Identify the money market instrument stated in the above lines.

Options:

Call money

Commercial papers

Commercial bills

Certificate

Correct Answer:

Commercial papers

Explanation:

The correct answer is option (2) : Commercial papers

The money market instrument described in the statement, which acts as a replacement for bank borrowing for large credit-worthy companies with a maturity period of 15 days to one year, is:

Commercial papers

Call Money:

•Call money is a short-term money market instrument where banks and financial institutions lend or borrow funds from each other for very short periods, often overnight. It is primarily used for managing day-to-day liquidity and meeting statutory reserve requirements. Call money transactions typically have very short maturities, usually ranging from one day to a week.

Commercial Bills :

• Commercial bills, also known as bills of exchange, are short-term financial instruments used in trade and commerce. They are essentially promissory notes where one party agrees to pay a specified amount to another party at a future date. Commercial bills can be used to raise short-term funds and facilitate trade transactions.

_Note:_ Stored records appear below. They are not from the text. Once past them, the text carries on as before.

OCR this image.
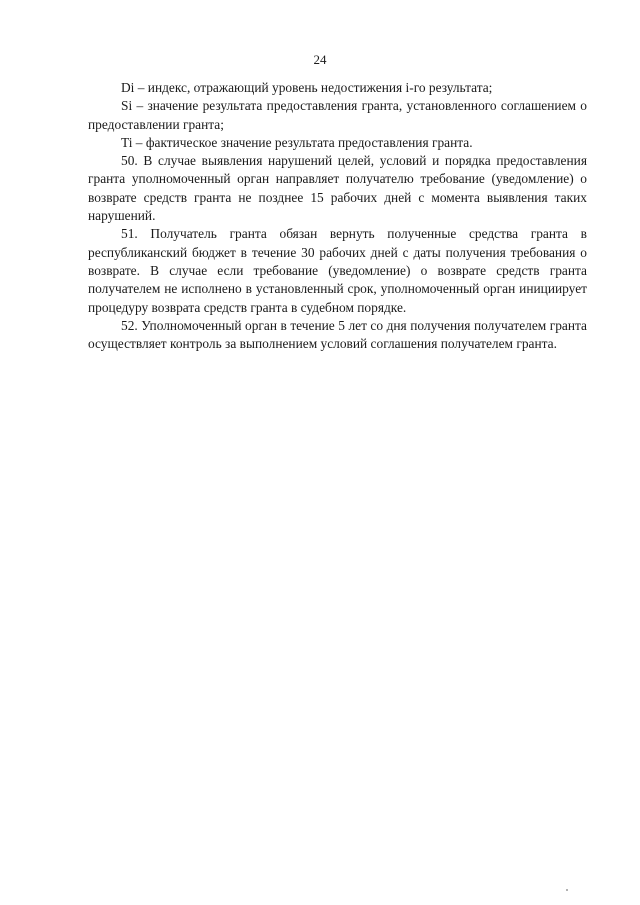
24

Di – индекс, отражающий уровень недостижения i-го результата;

Si – значение результата предоставления гранта, установленного соглашением о предоставлении гранта;

Ti – фактическое значение результата предоставления гранта.

50. В случае выявления нарушений целей, условий и порядка предоставления гранта уполномоченный орган направляет получателю требование (уведомление) о возврате средств гранта не позднее 15 рабочих дней с момента выявления таких нарушений.

51. Получатель гранта обязан вернуть полученные средства гранта в республиканский бюджет в течение 30 рабочих дней с даты получения требования о возврате. В случае если требование (уведомление) о возврате средств гранта получателем не исполнено в установленный срок, уполномоченный орган инициирует процедуру возврата средств гранта в судебном порядке.

52. Уполномоченный орган в течение 5 лет со дня получения получателем гранта осуществляет контроль за выполнением условий соглашения получателем гранта.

Certificate of Deposit (CD):

• A Certificate of Deposit is a time deposit offered by banks and financial institutions with a fixed maturity date, typically ranging from a few months to several years. They are a form of interest-bearing savings account, and they cannot be withdrawn before the maturity date without incurring a penalty. CDs are not generally used as a replacement for bank borrowing by large companies but are more commonly used by individuals and institutions for investment and savings.